Tapi siapa menyangka, mesin yg sehari-hari mengolek uang dari pembaca yg dalam Anggaran Dasar Yayasan Loper Indonesia (YLI) disebut Loper bisa jadi luput dari perhatian wartawan. Maka kalau loper dikejar-kejar oleh trantib, ditelanjangi, bahkan mungkin diberangus kehidupannya dari jalan-jalan, tidak menjadi persoalan baginya. Bahkan jangan-jangan enggan untuk memberitakannya, karena dianggap tidak memiliki nilai berita. Padahal, wartawan begitu perkasa untuk membuka borok KPU, bisa menelanjangi anggota Dewan Perwakilan Rakyat, atau menggiring para bankir masuk bui.
Beruntung ada Yayasan Loper Indonesia yg dideklarasikan di sebuah tempat bersejarah, Istora Senayan 11 Maret 2005 yg lalu. Senyum dan tawa bergema di sana, karena konon, Yayasan ini
akan berjuang untuk memberi perlindungan kepada para loper, yg paling minimal adalah proteksi rawat inap,dan syukur-syukur juga perlindungan hukum dan lain-lain yg sehingga pekerjaan ini menarik bagi pencari pekerjaan.

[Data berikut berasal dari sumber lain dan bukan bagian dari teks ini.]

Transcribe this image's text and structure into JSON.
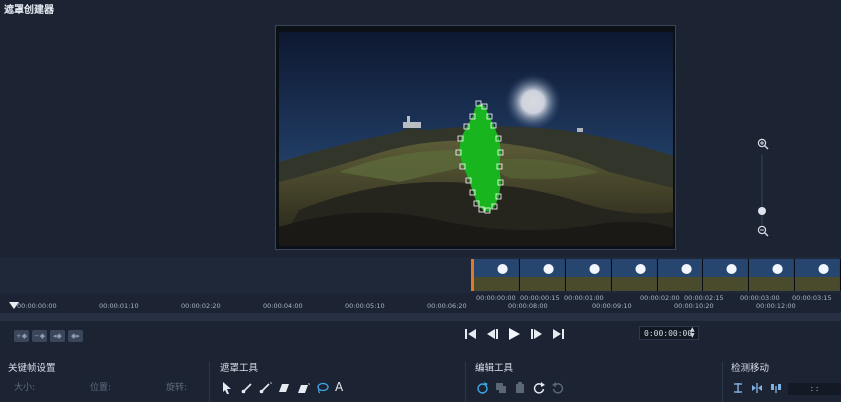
{
  "app": {
    "title": "遮罩创建器"
  },
  "timeline": {
    "ruler_labels": [
      "00:00:00:00",
      "00:00:01:10",
      "00:00:02:20",
      "00:00:04:00",
      "00:00:05:10",
      "00:00:06:20"
    ],
    "clip_labels_top": [
      "00:00:00:00",
      "00:00:00:15",
      "00:00:01:00",
      "00:00:02:00",
      "00:00:02:15",
      "00:00:03:00",
      "00:00:03:15"
    ],
    "clip_labels_bottom": [
      "00:00:08:00",
      "00:00:09:10",
      "00:00:10:20",
      "00:00:12:00"
    ]
  },
  "playback": {
    "timecode": "0:00:00:00"
  },
  "panels": {
    "keyframe": {
      "title": "关键帧设置",
      "size_label": "大小:",
      "position_label": "位置:",
      "rotation_label": "旋转:"
    },
    "mask_tools": {
      "title": "遮罩工具",
      "text_tool_glyph": "A"
    },
    "edit_tools": {
      "title": "编辑工具"
    },
    "motion": {
      "title": "检测移动",
      "field_value": ": :"
    }
  },
  "colors": {
    "background": "#1c2434",
    "mask": "#19b51e",
    "clip_accent": "#e07a2a"
  }
}
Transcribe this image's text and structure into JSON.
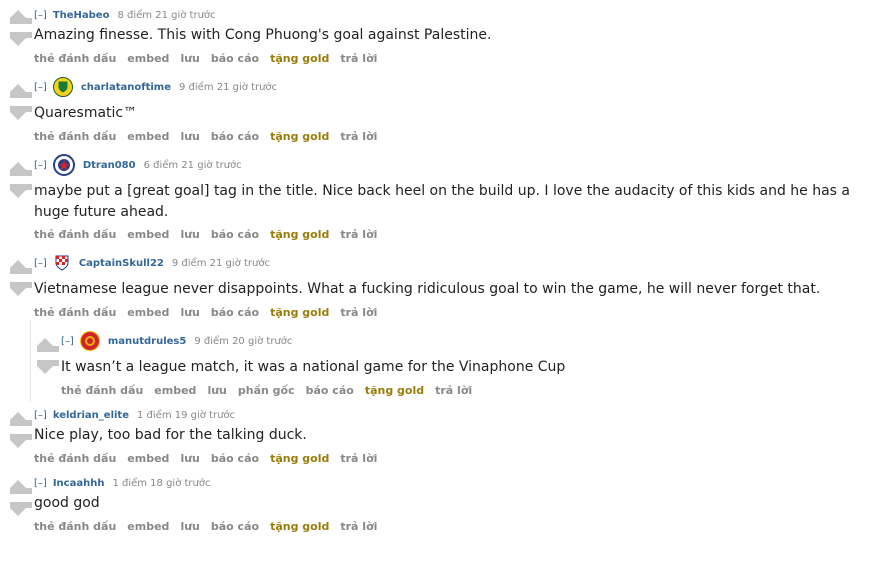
{
  "collapse_label": "[–]",
  "buttons": {
    "save_tag": "thẻ đánh dấu",
    "embed": "embed",
    "save": "lưu",
    "report": "báo cáo",
    "gold": "tặng gold",
    "reply": "trả lời",
    "parent": "phần gốc"
  },
  "comments": [
    {
      "author": "TheHabeo",
      "score": "8 điểm 21 giờ trước",
      "text": "Amazing finesse. This with Cong Phuong's goal against Palestine.",
      "flair": null
    },
    {
      "author": "charlatanoftime",
      "score": "9 điểm 21 giờ trước",
      "text": "Quaresmatic™",
      "flair": "club-crest-green"
    },
    {
      "author": "Dtran080",
      "score": "6 điểm 21 giờ trước",
      "text": "maybe put a [great goal] tag in the title. Nice back heel on the build up. I love the audacity of this kids and he has a huge future ahead.",
      "flair": "club-crest-navy"
    },
    {
      "author": "CaptainSkull22",
      "score": "9 điểm 21 giờ trước",
      "text": "Vietnamese league never disappoints. What a fucking ridiculous goal to win the game, he will never forget that.",
      "flair": "croatia-crest"
    },
    {
      "author": "manutdrules5",
      "score": "9 điểm 20 giờ trước",
      "text": "It wasn’t a league match, it was a national game for the Vinaphone Cup",
      "flair": "man-utd-crest"
    },
    {
      "author": "keldrian_elite",
      "score": "1 điểm 19 giờ trước",
      "text": "Nice play, too bad for the talking duck.",
      "flair": null
    },
    {
      "author": "Incaahhh",
      "score": "1 điểm 18 giờ trước",
      "text": "good god",
      "flair": null
    }
  ]
}
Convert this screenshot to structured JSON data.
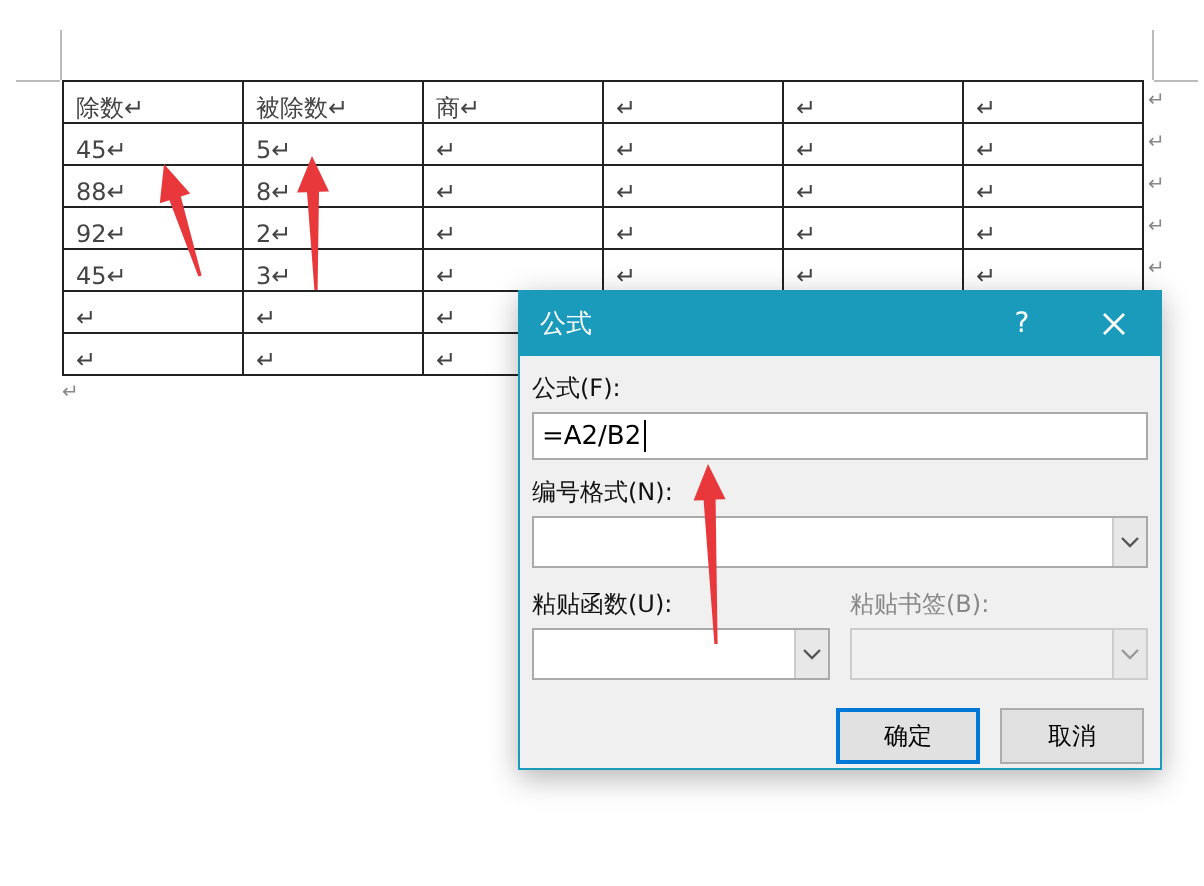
{
  "document": {
    "table": {
      "rows": [
        {
          "cells": [
            "除数↵",
            "被除数↵",
            "商↵",
            "↵",
            "↵",
            "↵"
          ],
          "end_mark": "↵"
        },
        {
          "cells": [
            "45↵",
            "5↵",
            "↵",
            "↵",
            "↵",
            "↵"
          ],
          "end_mark": "↵"
        },
        {
          "cells": [
            "88↵",
            "8↵",
            "↵",
            "↵",
            "↵",
            "↵"
          ],
          "end_mark": "↵"
        },
        {
          "cells": [
            "92↵",
            "2↵",
            "↵",
            "↵",
            "↵",
            "↵"
          ],
          "end_mark": "↵"
        },
        {
          "cells": [
            "45↵",
            "3↵",
            "↵",
            "↵",
            "↵",
            "↵"
          ],
          "end_mark": "↵"
        },
        {
          "cells": [
            "↵",
            "↵",
            "↵"
          ]
        },
        {
          "cells": [
            "↵",
            "↵",
            "↵"
          ]
        }
      ]
    },
    "paragraph_mark": "↵"
  },
  "dialog": {
    "title": "公式",
    "help": "?",
    "formula": {
      "label": "公式(F):",
      "value": "=A2/B2"
    },
    "number_format": {
      "label": "编号格式(N):"
    },
    "paste_function": {
      "label": "粘贴函数(U):",
      "disabled": false
    },
    "paste_bookmark": {
      "label": "粘贴书签(B):",
      "disabled": true
    },
    "buttons": [
      {
        "label": "确定",
        "default": true
      },
      {
        "label": "取消",
        "default": false
      }
    ]
  }
}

Saat itu, mungkin sebagian besar atau bahkan seluruh loper yg hadir, juga para agen yg mendampinginya menaruh harapan yg dalam kepada YLI, yg kendati pekerjaan Loper tidak memberi harapan untuk bisa mendapatkan rumah, mobil dan apalagilah yg semacam itu, tapi jika proteksi ada, tentu jadi loper masih bisa memberi memberi kenyamanan.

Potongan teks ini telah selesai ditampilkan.